HAVANA, Cuba (CNN) - Thousands packed Havana's Revolution Square on Saturday for International Workers' Day, drawing hoards of Cuban demonstrators, spectators, and trade unionists from around the world - including the United States and the United Kingdom.
"I've never seen anything like it," said Brian Hattsberger, a British labor unionist in attendance, wiping the sweat from his brow with his red labor hat. "It's just amazing."
For years since Cuba's bearded revolutionaries toppled then-dictator Fulgencio Batista on New Year's Day over half a century ago, residents have gathered in Havana on May 1 to listen to hours-long speeches from their former president Fidel Castro.

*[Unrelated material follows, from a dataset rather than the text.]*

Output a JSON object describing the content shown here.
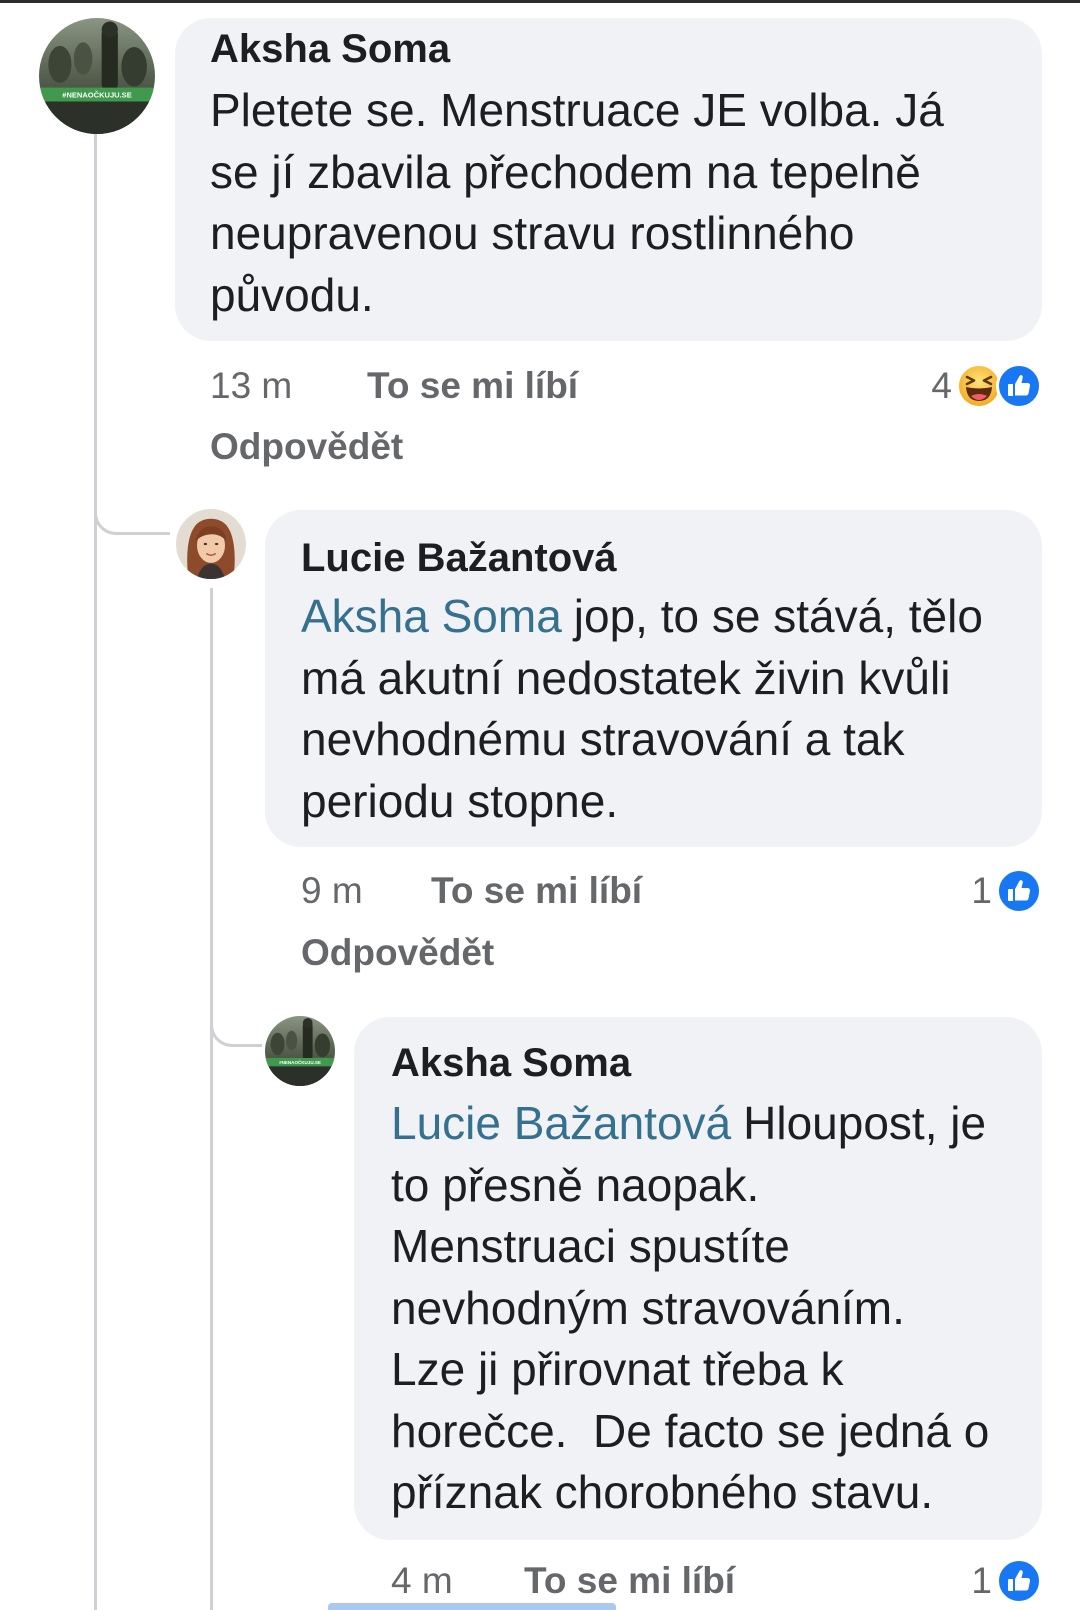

The elder Castro made his last showing in 2006 before stepping down because of illness, at first temporarily and then permanently, leaving the reins to his younger brother Raul.
Since then, neither Castro has made a major speech on May Day. This Saturday was no different.

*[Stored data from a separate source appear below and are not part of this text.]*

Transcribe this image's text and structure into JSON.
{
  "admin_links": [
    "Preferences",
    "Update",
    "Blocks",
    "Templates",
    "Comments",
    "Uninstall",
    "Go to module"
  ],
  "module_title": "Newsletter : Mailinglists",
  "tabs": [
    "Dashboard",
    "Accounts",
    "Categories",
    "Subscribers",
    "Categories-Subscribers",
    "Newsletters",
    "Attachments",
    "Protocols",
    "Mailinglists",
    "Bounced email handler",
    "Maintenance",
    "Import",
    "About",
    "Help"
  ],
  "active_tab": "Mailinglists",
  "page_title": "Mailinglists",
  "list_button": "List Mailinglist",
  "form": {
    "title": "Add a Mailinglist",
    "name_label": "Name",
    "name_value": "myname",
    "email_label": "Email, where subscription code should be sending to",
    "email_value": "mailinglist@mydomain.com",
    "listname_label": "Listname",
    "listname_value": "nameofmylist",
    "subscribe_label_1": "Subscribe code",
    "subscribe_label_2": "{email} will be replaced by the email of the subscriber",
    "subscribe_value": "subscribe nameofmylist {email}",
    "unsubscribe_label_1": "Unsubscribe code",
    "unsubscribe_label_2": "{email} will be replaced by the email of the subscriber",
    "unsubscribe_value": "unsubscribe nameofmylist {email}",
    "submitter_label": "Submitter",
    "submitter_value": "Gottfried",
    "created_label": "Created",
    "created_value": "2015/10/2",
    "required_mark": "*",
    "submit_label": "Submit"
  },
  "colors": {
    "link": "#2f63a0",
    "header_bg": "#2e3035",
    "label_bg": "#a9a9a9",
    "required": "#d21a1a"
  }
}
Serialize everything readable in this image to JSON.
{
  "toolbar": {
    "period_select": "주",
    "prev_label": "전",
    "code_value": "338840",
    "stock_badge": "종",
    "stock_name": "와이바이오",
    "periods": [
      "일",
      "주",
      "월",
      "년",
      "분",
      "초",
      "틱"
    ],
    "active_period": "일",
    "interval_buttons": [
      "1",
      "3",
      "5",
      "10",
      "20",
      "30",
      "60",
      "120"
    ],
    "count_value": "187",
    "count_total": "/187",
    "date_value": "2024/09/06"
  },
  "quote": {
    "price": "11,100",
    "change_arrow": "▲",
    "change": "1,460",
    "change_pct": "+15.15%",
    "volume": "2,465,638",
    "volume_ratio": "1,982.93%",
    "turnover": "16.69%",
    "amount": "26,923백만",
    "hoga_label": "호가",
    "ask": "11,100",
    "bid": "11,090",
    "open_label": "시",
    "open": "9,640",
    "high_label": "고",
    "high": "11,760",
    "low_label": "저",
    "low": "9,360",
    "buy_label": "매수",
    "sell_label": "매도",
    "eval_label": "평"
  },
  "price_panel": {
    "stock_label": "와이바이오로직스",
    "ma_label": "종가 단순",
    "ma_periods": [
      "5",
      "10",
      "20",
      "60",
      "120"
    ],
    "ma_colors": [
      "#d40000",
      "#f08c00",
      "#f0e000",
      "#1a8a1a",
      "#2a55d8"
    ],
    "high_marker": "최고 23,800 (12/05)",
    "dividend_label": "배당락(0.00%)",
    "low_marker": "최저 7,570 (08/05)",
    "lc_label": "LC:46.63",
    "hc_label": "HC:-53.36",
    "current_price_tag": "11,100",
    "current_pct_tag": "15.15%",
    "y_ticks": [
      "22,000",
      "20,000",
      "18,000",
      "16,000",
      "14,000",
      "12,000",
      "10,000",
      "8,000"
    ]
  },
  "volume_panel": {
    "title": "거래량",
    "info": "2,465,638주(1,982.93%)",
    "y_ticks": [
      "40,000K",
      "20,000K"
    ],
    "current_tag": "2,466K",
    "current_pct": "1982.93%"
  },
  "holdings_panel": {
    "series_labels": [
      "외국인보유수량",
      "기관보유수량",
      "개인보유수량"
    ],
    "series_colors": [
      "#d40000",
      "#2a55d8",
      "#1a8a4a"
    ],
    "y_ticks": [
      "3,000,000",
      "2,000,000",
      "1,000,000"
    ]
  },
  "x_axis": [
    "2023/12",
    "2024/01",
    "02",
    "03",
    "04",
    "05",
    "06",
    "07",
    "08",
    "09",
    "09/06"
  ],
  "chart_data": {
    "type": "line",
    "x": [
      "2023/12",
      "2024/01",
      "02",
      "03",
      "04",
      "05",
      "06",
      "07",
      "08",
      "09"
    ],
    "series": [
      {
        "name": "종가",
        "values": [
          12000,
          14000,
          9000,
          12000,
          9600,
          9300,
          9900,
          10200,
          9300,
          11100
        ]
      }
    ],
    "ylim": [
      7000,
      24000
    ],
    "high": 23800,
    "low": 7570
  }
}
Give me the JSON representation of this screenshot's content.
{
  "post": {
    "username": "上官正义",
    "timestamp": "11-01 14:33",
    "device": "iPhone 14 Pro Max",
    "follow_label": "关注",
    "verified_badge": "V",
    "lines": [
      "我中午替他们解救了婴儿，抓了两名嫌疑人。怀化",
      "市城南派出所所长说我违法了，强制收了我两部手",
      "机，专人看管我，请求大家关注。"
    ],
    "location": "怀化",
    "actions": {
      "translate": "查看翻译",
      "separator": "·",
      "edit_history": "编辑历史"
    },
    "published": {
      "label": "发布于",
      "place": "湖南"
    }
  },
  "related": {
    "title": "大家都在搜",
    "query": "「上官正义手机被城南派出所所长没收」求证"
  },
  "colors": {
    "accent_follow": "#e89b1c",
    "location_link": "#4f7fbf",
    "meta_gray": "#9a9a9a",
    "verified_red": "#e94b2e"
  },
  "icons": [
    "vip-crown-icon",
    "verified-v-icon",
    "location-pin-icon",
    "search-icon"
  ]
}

In a carefully choreographed show of force, thousands took to the streets, carrying placards with the faces of Che Guevara, Fidel and Raul Castro, and waving Cuban flags as they sang and sweated beneath the hot Carribbean sun.
"I am marching for Cuba and for the Cuban revolution," said one Cuban marcher, as she passed through the square.
Cuba had billed this year's march as a rebuke to international criticism from Europe and Washington over human rights issues recently bubbling up in the communist nation.
In February, dissident Orlando Zapata Tamayo, who was jailed in 2003 during the crackdown on political opposition, died after a hunger strike that lasted for more than 80 days. He began the strike to demand better prison conditions.
In an unprecedented government statement, Raul Castro said he "lamented the death of Cuban prisoner Orlando Zapata Tamayo, who died after leading a hunger strike."
He blamed the United States for the death, but did not explain why.
"Tortured people do not exist," Castro added.
Recently, an opposition group who call themselves the "Ladies in White" - the relatives of dissidents jailed in a 2003 crackdown - have met a recurring resistance from large groups of pro-government demonstrators who surround the women and drown out their chants of "Freedom" with such phrases as "This street belongs to Fidel."
The women on occasion are detained briefly by police before being driven back to their homes.
Saturday marks only the second International Workers' Day since U.S. President Barack Obama took office. At the time of his election, Obama elicited a sense among many Cubans that they might finally see an end to the economic trade embargo that has been in place since former President John F. Kennedy was in office.
While Obama eased restrictions on small ticket items such as family travel and telecommunications and sent high-ranking envoys to Havana to foster fresh migration talks, broader discussions now appear at a standstill following a storm of criticism over Zapata's death and increasingly rountine counter-demonstrations in support of the government that overpower the handful of weekly protests.
Saturday's May Day march began around 8 a.m. ET and lasted roughly two hours without incident.